How to design deep convolutional neural networks?

neural-network deep-learning caffe convolution conv-neural-network

12,566

Short answer: if there are design rules, we haven't discovered them yet.

Note that there are comparable questions in computing. For instance, note that there is only a handful of basic electronic logic units, the gates that drive your manufacturing technology. All computing devices use the same Boolean logic; some have specialised additions, such as photoelectric input or mechanical output.

How do you decide how to design your computing device?

The design depends on the purpose of the CNN. Input characteristics, accuracy, training speed, scoring speed, adaptation, computing resources, ... all of these affect the design. There is no generalized solution, even for a given problem (yet).

For instance, consider the ImageNet classification problem. Note the structural differences between the winners and contenders so far: AlexNet, GoogleNet, ResNet, VGG, etc. If you change inputs (say, to MNIST), then these are overkill. If you change the paradigm, they may be useless. GoogleNet may be a prince of image processing, but it's horrid for translating spoken French to written English. If you want to track a hockey puck in real time on your video screen, forget these implementations entirely.

So far, we're doing this the empirical way: a lot of people try a lot of different things to see what works. We get feelings for what will improve accuracy, or training time, or whatever factor we want to tune. We find what works well with total CPU time, or what we can do in parallel. We change algorithms to take advantage of vector math in lengths that are powers of 2. We change problems slightly and see how the learning adapts elsewhere.

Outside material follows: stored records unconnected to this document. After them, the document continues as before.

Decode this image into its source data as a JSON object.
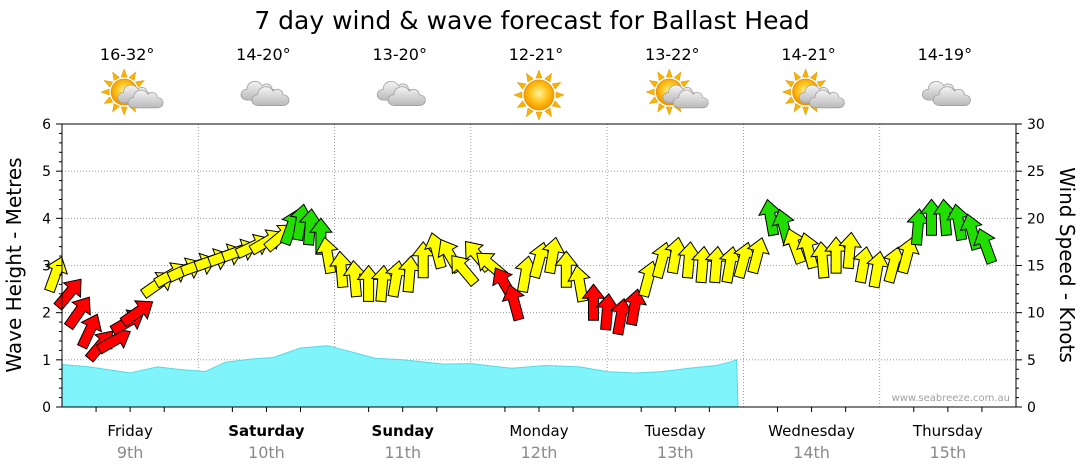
{
  "chart_data": {
    "type": "area",
    "title": "7 day wind & wave forecast for Ballast Head",
    "ylabel_left": "Wave Height - Metres",
    "ylabel_right": "Wind Speed - Knots",
    "ylim_left": [
      0,
      6
    ],
    "ylim_right": [
      0,
      30
    ],
    "left_ticks": [
      "0",
      "1",
      "2",
      "3",
      "4",
      "5",
      "6"
    ],
    "right_ticks": [
      "0",
      "5",
      "10",
      "15",
      "20",
      "25",
      "30"
    ],
    "watermark": "www.seabreeze.com.au",
    "colors": {
      "wave_fill": "#7ff5fb",
      "wave_line": "#55d8e4",
      "wind_red": "#ff0000",
      "wind_yellow": "#ffff00",
      "wind_green": "#22dd00"
    },
    "days": [
      {
        "name": "Friday",
        "date": "9th",
        "bold": false,
        "temp": "16-32°",
        "icon": "partly-cloudy-icon"
      },
      {
        "name": "Saturday",
        "date": "10th",
        "bold": true,
        "temp": "14-20°",
        "icon": "cloudy-icon"
      },
      {
        "name": "Sunday",
        "date": "11th",
        "bold": true,
        "temp": "13-20°",
        "icon": "cloudy-icon"
      },
      {
        "name": "Monday",
        "date": "12th",
        "bold": false,
        "temp": "12-21°",
        "icon": "sunny-icon"
      },
      {
        "name": "Tuesday",
        "date": "13th",
        "bold": false,
        "temp": "13-22°",
        "icon": "partly-cloudy-icon"
      },
      {
        "name": "Wednesday",
        "date": "14th",
        "bold": false,
        "temp": "14-21°",
        "icon": "partly-cloudy-icon"
      },
      {
        "name": "Thursday",
        "date": "15th",
        "bold": false,
        "temp": "14-19°",
        "icon": "cloudy-icon"
      }
    ],
    "wave_series": {
      "name": "Wave Height",
      "day_offset": [
        0,
        0.2,
        0.5,
        0.7,
        0.85,
        1.05,
        1.2,
        1.4,
        1.55,
        1.75,
        1.95,
        2.15,
        2.3,
        2.5,
        2.8,
        3.0,
        3.3,
        3.55,
        3.8,
        4.0,
        4.2,
        4.4,
        4.6,
        4.8,
        4.9,
        4.95,
        4.96
      ],
      "values": [
        0.9,
        0.85,
        0.72,
        0.85,
        0.8,
        0.75,
        0.95,
        1.02,
        1.05,
        1.25,
        1.3,
        1.15,
        1.03,
        1.0,
        0.91,
        0.92,
        0.82,
        0.88,
        0.85,
        0.75,
        0.72,
        0.75,
        0.82,
        0.88,
        0.95,
        1.0,
        0
      ]
    },
    "wind_series": {
      "name": "Wind Speed",
      "points": [
        {
          "d": -0.05,
          "kn": 14,
          "dir": 20,
          "c": "y"
        },
        {
          "d": 0.05,
          "kn": 12,
          "dir": 40,
          "c": "r"
        },
        {
          "d": 0.12,
          "kn": 10,
          "dir": 35,
          "c": "r"
        },
        {
          "d": 0.2,
          "kn": 8,
          "dir": 25,
          "c": "r"
        },
        {
          "d": 0.28,
          "kn": 6.5,
          "dir": 40,
          "c": "r"
        },
        {
          "d": 0.38,
          "kn": 7,
          "dir": 60,
          "c": "r"
        },
        {
          "d": 0.48,
          "kn": 9,
          "dir": 60,
          "c": "r"
        },
        {
          "d": 0.55,
          "kn": 10,
          "dir": 55,
          "c": "r"
        },
        {
          "d": 0.7,
          "kn": 13,
          "dir": 55,
          "c": "y"
        },
        {
          "d": 0.8,
          "kn": 14,
          "dir": 60,
          "c": "y"
        },
        {
          "d": 0.9,
          "kn": 14.5,
          "dir": 65,
          "c": "y"
        },
        {
          "d": 1.0,
          "kn": 15,
          "dir": 70,
          "c": "y"
        },
        {
          "d": 1.1,
          "kn": 15.5,
          "dir": 70,
          "c": "y"
        },
        {
          "d": 1.2,
          "kn": 16,
          "dir": 70,
          "c": "y"
        },
        {
          "d": 1.3,
          "kn": 16.5,
          "dir": 70,
          "c": "y"
        },
        {
          "d": 1.4,
          "kn": 17,
          "dir": 65,
          "c": "y"
        },
        {
          "d": 1.5,
          "kn": 17.5,
          "dir": 60,
          "c": "y"
        },
        {
          "d": 1.6,
          "kn": 18,
          "dir": 50,
          "c": "y"
        },
        {
          "d": 1.68,
          "kn": 19,
          "dir": 20,
          "c": "g"
        },
        {
          "d": 1.75,
          "kn": 19.5,
          "dir": 10,
          "c": "g"
        },
        {
          "d": 1.82,
          "kn": 19,
          "dir": 5,
          "c": "g"
        },
        {
          "d": 1.9,
          "kn": 18,
          "dir": 0,
          "c": "g"
        },
        {
          "d": 1.95,
          "kn": 16,
          "dir": 350,
          "c": "y"
        },
        {
          "d": 2.05,
          "kn": 14.5,
          "dir": 355,
          "c": "y"
        },
        {
          "d": 2.15,
          "kn": 13.5,
          "dir": 355,
          "c": "y"
        },
        {
          "d": 2.25,
          "kn": 13,
          "dir": 0,
          "c": "y"
        },
        {
          "d": 2.35,
          "kn": 13,
          "dir": 5,
          "c": "y"
        },
        {
          "d": 2.45,
          "kn": 13.5,
          "dir": 10,
          "c": "y"
        },
        {
          "d": 2.55,
          "kn": 14,
          "dir": 5,
          "c": "y"
        },
        {
          "d": 2.65,
          "kn": 15.5,
          "dir": 0,
          "c": "y"
        },
        {
          "d": 2.75,
          "kn": 16.5,
          "dir": 345,
          "c": "y"
        },
        {
          "d": 2.85,
          "kn": 16,
          "dir": 330,
          "c": "y"
        },
        {
          "d": 2.95,
          "kn": 14.5,
          "dir": 320,
          "c": "y"
        },
        {
          "d": 3.05,
          "kn": 16,
          "dir": 320,
          "c": "y"
        },
        {
          "d": 3.15,
          "kn": 15,
          "dir": 310,
          "c": "y"
        },
        {
          "d": 3.25,
          "kn": 13,
          "dir": 330,
          "c": "r"
        },
        {
          "d": 3.32,
          "kn": 11,
          "dir": 345,
          "c": "r"
        },
        {
          "d": 3.4,
          "kn": 14,
          "dir": 10,
          "c": "y"
        },
        {
          "d": 3.5,
          "kn": 15.5,
          "dir": 15,
          "c": "y"
        },
        {
          "d": 3.6,
          "kn": 16,
          "dir": 10,
          "c": "y"
        },
        {
          "d": 3.7,
          "kn": 14.5,
          "dir": 0,
          "c": "y"
        },
        {
          "d": 3.8,
          "kn": 13,
          "dir": 350,
          "c": "y"
        },
        {
          "d": 3.9,
          "kn": 11,
          "dir": 0,
          "c": "r"
        },
        {
          "d": 4.0,
          "kn": 10,
          "dir": 5,
          "c": "r"
        },
        {
          "d": 4.1,
          "kn": 9.5,
          "dir": 10,
          "c": "r"
        },
        {
          "d": 4.2,
          "kn": 10.5,
          "dir": 10,
          "c": "r"
        },
        {
          "d": 4.3,
          "kn": 13.5,
          "dir": 15,
          "c": "y"
        },
        {
          "d": 4.4,
          "kn": 15.5,
          "dir": 15,
          "c": "y"
        },
        {
          "d": 4.5,
          "kn": 16,
          "dir": 10,
          "c": "y"
        },
        {
          "d": 4.6,
          "kn": 15.5,
          "dir": 5,
          "c": "y"
        },
        {
          "d": 4.7,
          "kn": 15,
          "dir": 5,
          "c": "y"
        },
        {
          "d": 4.8,
          "kn": 15,
          "dir": 5,
          "c": "y"
        },
        {
          "d": 4.9,
          "kn": 15,
          "dir": 10,
          "c": "y"
        },
        {
          "d": 5.0,
          "kn": 15.5,
          "dir": 15,
          "c": "y"
        },
        {
          "d": 5.1,
          "kn": 16,
          "dir": 15,
          "c": "y"
        },
        {
          "d": 5.2,
          "kn": 20,
          "dir": 350,
          "c": "g"
        },
        {
          "d": 5.3,
          "kn": 19,
          "dir": 345,
          "c": "g"
        },
        {
          "d": 5.38,
          "kn": 17,
          "dir": 340,
          "c": "y"
        },
        {
          "d": 5.48,
          "kn": 16.5,
          "dir": 345,
          "c": "y"
        },
        {
          "d": 5.58,
          "kn": 15.5,
          "dir": 355,
          "c": "y"
        },
        {
          "d": 5.68,
          "kn": 16,
          "dir": 0,
          "c": "y"
        },
        {
          "d": 5.78,
          "kn": 16.5,
          "dir": 5,
          "c": "y"
        },
        {
          "d": 5.88,
          "kn": 15,
          "dir": 10,
          "c": "y"
        },
        {
          "d": 5.98,
          "kn": 14.5,
          "dir": 10,
          "c": "y"
        },
        {
          "d": 6.1,
          "kn": 15,
          "dir": 15,
          "c": "y"
        },
        {
          "d": 6.2,
          "kn": 16,
          "dir": 15,
          "c": "y"
        },
        {
          "d": 6.28,
          "kn": 19,
          "dir": 5,
          "c": "g"
        },
        {
          "d": 6.38,
          "kn": 20,
          "dir": 0,
          "c": "g"
        },
        {
          "d": 6.48,
          "kn": 20,
          "dir": 355,
          "c": "g"
        },
        {
          "d": 6.58,
          "kn": 19.5,
          "dir": 350,
          "c": "g"
        },
        {
          "d": 6.68,
          "kn": 18.5,
          "dir": 345,
          "c": "g"
        },
        {
          "d": 6.78,
          "kn": 17,
          "dir": 340,
          "c": "g"
        }
      ]
    }
  }
}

We change domains (say, image processing to written text), and start all over -- but with a vague feeling of what might tune a particular bottleneck, once we get down to considering certain types of layers.

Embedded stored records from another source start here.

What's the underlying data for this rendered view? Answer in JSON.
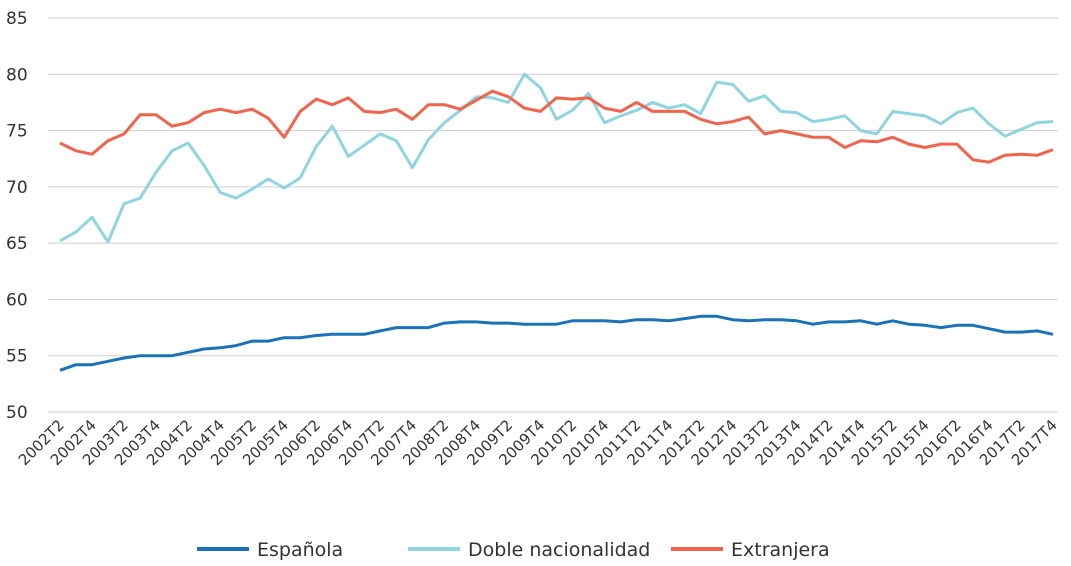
{
  "chart_data": {
    "type": "line",
    "categories": [
      "2002T2",
      null,
      "2002T4",
      null,
      "2003T2",
      null,
      "2003T4",
      null,
      "2004T2",
      null,
      "2004T4",
      null,
      "2005T2",
      null,
      "2005T4",
      null,
      "2006T2",
      null,
      "2006T4",
      null,
      "2007T2",
      null,
      "2007T4",
      null,
      "2008T2",
      null,
      "2008T4",
      null,
      "2009T2",
      null,
      "2009T4",
      null,
      "2010T2",
      null,
      "2010T4",
      null,
      "2011T2",
      null,
      "2011T4",
      null,
      "2012T2",
      null,
      "2012T4",
      null,
      "2013T2",
      null,
      "2013T4",
      null,
      "2014T2",
      null,
      "2014T4",
      null,
      "2015T2",
      null,
      "2015T4",
      null,
      "2016T2",
      null,
      "2016T4",
      null,
      "2017T2",
      null,
      "2017T4"
    ],
    "series": [
      {
        "name": "Española",
        "color": "#1b72b7",
        "values": [
          53.7,
          54.2,
          54.2,
          54.5,
          54.8,
          55.0,
          55.0,
          55.0,
          55.3,
          55.6,
          55.7,
          55.9,
          56.3,
          56.3,
          56.6,
          56.6,
          56.8,
          56.9,
          56.9,
          56.9,
          57.2,
          57.5,
          57.5,
          57.5,
          57.9,
          58.0,
          58.0,
          57.9,
          57.9,
          57.8,
          57.8,
          57.8,
          58.1,
          58.1,
          58.1,
          58.0,
          58.2,
          58.2,
          58.1,
          58.3,
          58.5,
          58.5,
          58.2,
          58.1,
          58.2,
          58.2,
          58.1,
          57.8,
          58.0,
          58.0,
          58.1,
          57.8,
          58.1,
          57.8,
          57.7,
          57.5,
          57.7,
          57.7,
          57.4,
          57.1,
          57.1,
          57.2,
          56.9
        ]
      },
      {
        "name": "Doble nacionalidad",
        "color": "#8fd4df",
        "values": [
          65.2,
          66.0,
          67.3,
          65.1,
          68.5,
          69.0,
          71.3,
          73.2,
          73.9,
          71.9,
          69.5,
          69.0,
          69.8,
          70.7,
          69.9,
          70.8,
          73.6,
          75.4,
          72.7,
          73.7,
          74.7,
          74.1,
          71.7,
          74.2,
          75.7,
          76.8,
          78.0,
          77.9,
          77.5,
          80.0,
          78.8,
          76.0,
          76.8,
          78.3,
          75.7,
          76.3,
          76.8,
          77.5,
          77.0,
          77.3,
          76.5,
          79.3,
          79.1,
          77.6,
          78.1,
          76.7,
          76.6,
          75.8,
          76.0,
          76.3,
          75.0,
          74.7,
          76.7,
          76.5,
          76.3,
          75.6,
          76.6,
          77.0,
          75.6,
          74.5,
          75.1,
          75.7,
          75.8
        ]
      },
      {
        "name": "Extranjera",
        "color": "#ef644c",
        "values": [
          73.9,
          73.2,
          72.9,
          74.1,
          74.7,
          76.4,
          76.4,
          75.4,
          75.7,
          76.6,
          76.9,
          76.6,
          76.9,
          76.1,
          74.4,
          76.7,
          77.8,
          77.3,
          77.9,
          76.7,
          76.6,
          76.9,
          76.0,
          77.3,
          77.3,
          76.9,
          77.7,
          78.5,
          78.0,
          77.0,
          76.7,
          77.9,
          77.8,
          77.9,
          77.0,
          76.7,
          77.5,
          76.7,
          76.7,
          76.7,
          76.0,
          75.6,
          75.8,
          76.2,
          74.7,
          75.0,
          74.7,
          74.4,
          74.4,
          73.5,
          74.1,
          74.0,
          74.4,
          73.8,
          73.5,
          73.8,
          73.8,
          72.4,
          72.2,
          72.8,
          72.9,
          72.8,
          73.3
        ]
      }
    ],
    "ylim": [
      50,
      85
    ],
    "yticks": [
      50,
      55,
      60,
      65,
      70,
      75,
      80,
      85
    ],
    "grid": true,
    "legend": "bottom"
  }
}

Remember, CNNs really haven't been popular for that long, barely 6 years. For the most part, we're still trying to learn what the important questions might be. Welcome to the research team.

12,566

malreddysid

Updated on April 12, 2021

Comments

malreddysid about 3 years

As I understand it, all CNNs are quite similar. They all have a convolutional layers followed by pooling and relu layers. Some have specialised layers like FlowNet and Segnet. My doubt is how should we decide how many layers to use and how do we set the kernel size for each layer in the network. I have searched for an answer to this question but I couldn't find a concrete answer. Is the network designed using trial and error or are some specific rules that I am not aware of? If you could please clarify this, I would be very grateful to you.
Qazi almost 8 years

I also have the same question. Although, your opinion is accurate in concluding that an empirical approach is chosen, I am not able to understand if there is at least some design process to start making a model or not? It will be too random to just put layers on top of one another and expect them to give a somewhat accurate result. There should be some basic guidelines on how to start and then empirical methods can be used to fine tune the model.
Prune almost 8 years

@Qazi At the level you're asking the question, there are no such guidelines. It sounds as if you're asking for practical, applicable guidelines for "how do I make a model?" Until you classify the model according to it's general characteristics, we can't even say that a CNN might be a good solution. For most modelling situations, a neural network is a waste of computing resources.
Prune almost 8 years

@Qazi You are correct that it's not practical to just start slapping layers together. Rather, you need to analyze your input texture, consider your desired modelling purpose and performance, determine what features you could derive from the input that may lead to the output you want, and then experiment with network topologies that embody those features. A relatively small change in the input texture often results in a large change in the model topology.
Luc about 6 years

Thank you for your complete answer. However, it is almost 2 years later. Is an update worth mentioning? I have the same question, also for RNN and LSTM.
Prune about 6 years

Yes, an update is absolutely worth mentioning! If you have something to add, please do. You prompted me to add a link I found around the turn of the year. Your question on RNN and LSTM is perfectly valid; please post as a separate question, linking to this one for reference.
C-3PO about 3 years

Thanks for the complete answer, it was very helpful. Does somebody know an alternative URL? The link mentioned was changed by Kaggle.